Solving Multiphysics Problems at Scale on Today’s Most Powerful Supercomputers

By Scott Gibson

The mathematical library development portfolio of the Software Technology (ST) research focus area of the US Department of Energy’s (DOE) Exascale Computing Project (ECP) provides general tools to implement complex algorithms. These algorithms are designed to scale up for supercomputers so that ECP teams can then use them to accelerate the development and improve the performance of science applications on DOE high-performance computing architectures. One of the projects in the portfolio, called Data Transfer Kit (DTK) and ArborX, is the subject of the latest episode of ECP’s podcast, Let’s Talk Exascale.
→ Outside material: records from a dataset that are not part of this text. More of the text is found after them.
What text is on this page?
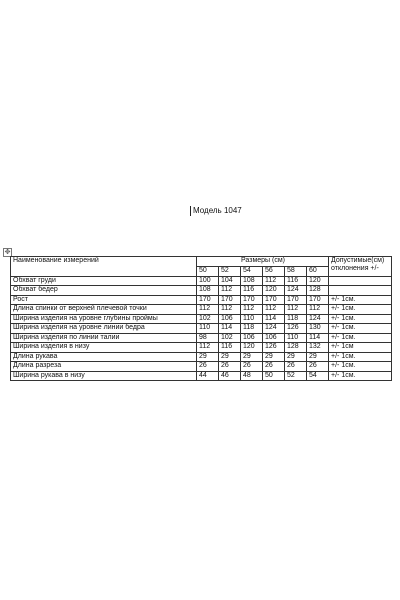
Модель 1047
✥
Наименование измерений	Размеры (см)						Допустимые(см)
отклонения +/-
	50	52	54	56	58	60	
Обхват груди	100	104	108	112	116	120	
Обхват бедер	108	112	116	120	124	128	
Рост	170	170	170	170	170	170	+/- 1см.
Длина спинки от верхней плечевой точки	112	112	112	112	112	112	+/- 1см.
Ширина изделия на уровне глубины проймы	102	106	110	114	118	124	+/- 1см.
Ширина изделия на уровне линии бедра	110	114	118	124	126	130	+/- 1см.
Ширина изделия по линии талии	98	102	106	106	110	114	+/- 1см.
Ширина изделия в низу	112	116	120	126	128	132	+/- 1см
Длина рукава	29	29	29	29	29	29	+/- 1см.
Длина разреза	26	26	26	26	26	26	+/- 1см.
Ширина рукава в низу	44	46	48	50	52	54	+/- 1см.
From left, Damien Lebrun-Grandie and Stuart Slattery of Oak Ridge National Laboratory

The guests for this episode are Stuart Slattery and Damien Lebrun-Grandie of Oak Ridge National Laboratory (ORNL). Slattery is the originator of the DTK library and is ORNL principal investigator of the Co-Design Center for Particle Applications (CoPA). Lebrun-Grandie is lead developer of ArborX as well as a developer of DTK, CoPA, and a technology called Kokkos. The interview was conducted in Denver at SC19: The International Conference for High Performance Computing, Networking, Storage, and Analysis, which took place this past November.

The DTK library transfers computed solutions between grids and geometries with different domain compositions on parallel accelerated architectures. ArborX is designed to provide performance-portable algorithms for geometric search for parallel-accelerated architectures. Both DTK and ArborX are open-source technologies available on GitHub.

“DTK and ArborX sit inside of a larger software technology project in ECP, centered at Oak Ridge National Laboratory, where we’re developing a variety of accelerated libraries to use at exascale,” Slattery said. In terms of the libraries, “accelerated” refers to the GPUs that are in most of DOE’s supercomputers today.

DTK was initiated as part of the Consortium for Advanced Simulation of Light Water Reactors, a DOE Energy Innovation Hub. The objective of DTK was to enable different physics applications that were designed to run at scale on the supercomputers and enable them to be coupled together to solve multiphysics science problems. Slattery described the coupling in multiphysics simulations as code A calculating something for code B and vice versa and that calculated information shared between codes on a regular basis.

Examples of multiphysics applications include coupling neutron physics with fluid dynamics to understand the operating behavior of nuclear reactors as well as the coupling of computational mechanics simulations with heat transfer calculations for the accurate modeling of 3D printing of metals.

Out of DTK’s ability to interpolate data between things such as two computational meshes or geometries came what Slattery referred to as “performance-portable technology.” “I mean an application which can run on the plethora of DOE architectures that we have, but do it at scale, and in a single codebase,” he added.

The DTK and ArborX team works within the Accelerated Libraries for Exascale (ALExa) project of ECP’s Mathematical Libraries effort. The team’s activities predominantly involve writing libraries that perform mathematical operations. So, rather than directly dealing with data input/output technologies, they provide tools that do in-memory mathematical operations and interpolations via tools such as the Message Passing Interface (MPI).

“Because we are called a data transfer kit library, people think we’re just transferring data, but we are not,” Lebrun-Grandie said. “We are actually doing some real mathematical work when we determine which parts of the computational meshes or geometries we are coupling may be in contact with each other.”

The large variety of computing architectures that the DTK and ArborX project must address is at once a big challenge and a source of opportunities. Adapting to different accelerators requires ingenuity with respect to programming for optimal performance and functionality. The library interfaces have to be designed to work efficiently with ECP applications and to enable execution at scale, Slattery said.

The DTK project had existed about 5 years before joining ECP when it started in 2016. The DTK team’s biggest innovation as a part of ECP has been the creation of ArborX, with its ability to provide all of the core pieces for searches and communication between the different nodes on a supercomputer.

“We realized if we were able to extract ArborX from DTK that a lot of people would want to use ArborX outside of the context of multiphysics, in which DTK lives,” Slattery said. “Damien and his team did a pretty significant performance-engineering campaign in ArborX.” They focused on getting the tool to run at scale on all of the different accelerated architectures and thus were able to make it valuable to a much wider set of users than would have been the case had it remained in DTK, he added.

The presence of DTK and ArborX on GitHub will serve to foster a legacy for the technology of enabling researchers to focus more on their science than on low-level algorithms. Slattery said this will be true not only for ECP applications but also for others.

Lebrun-Grandie said collaborations with others, such as the Kokkos team, provides a synergism that bridges different projects within ST and impacts a broad set of users through the open-source products.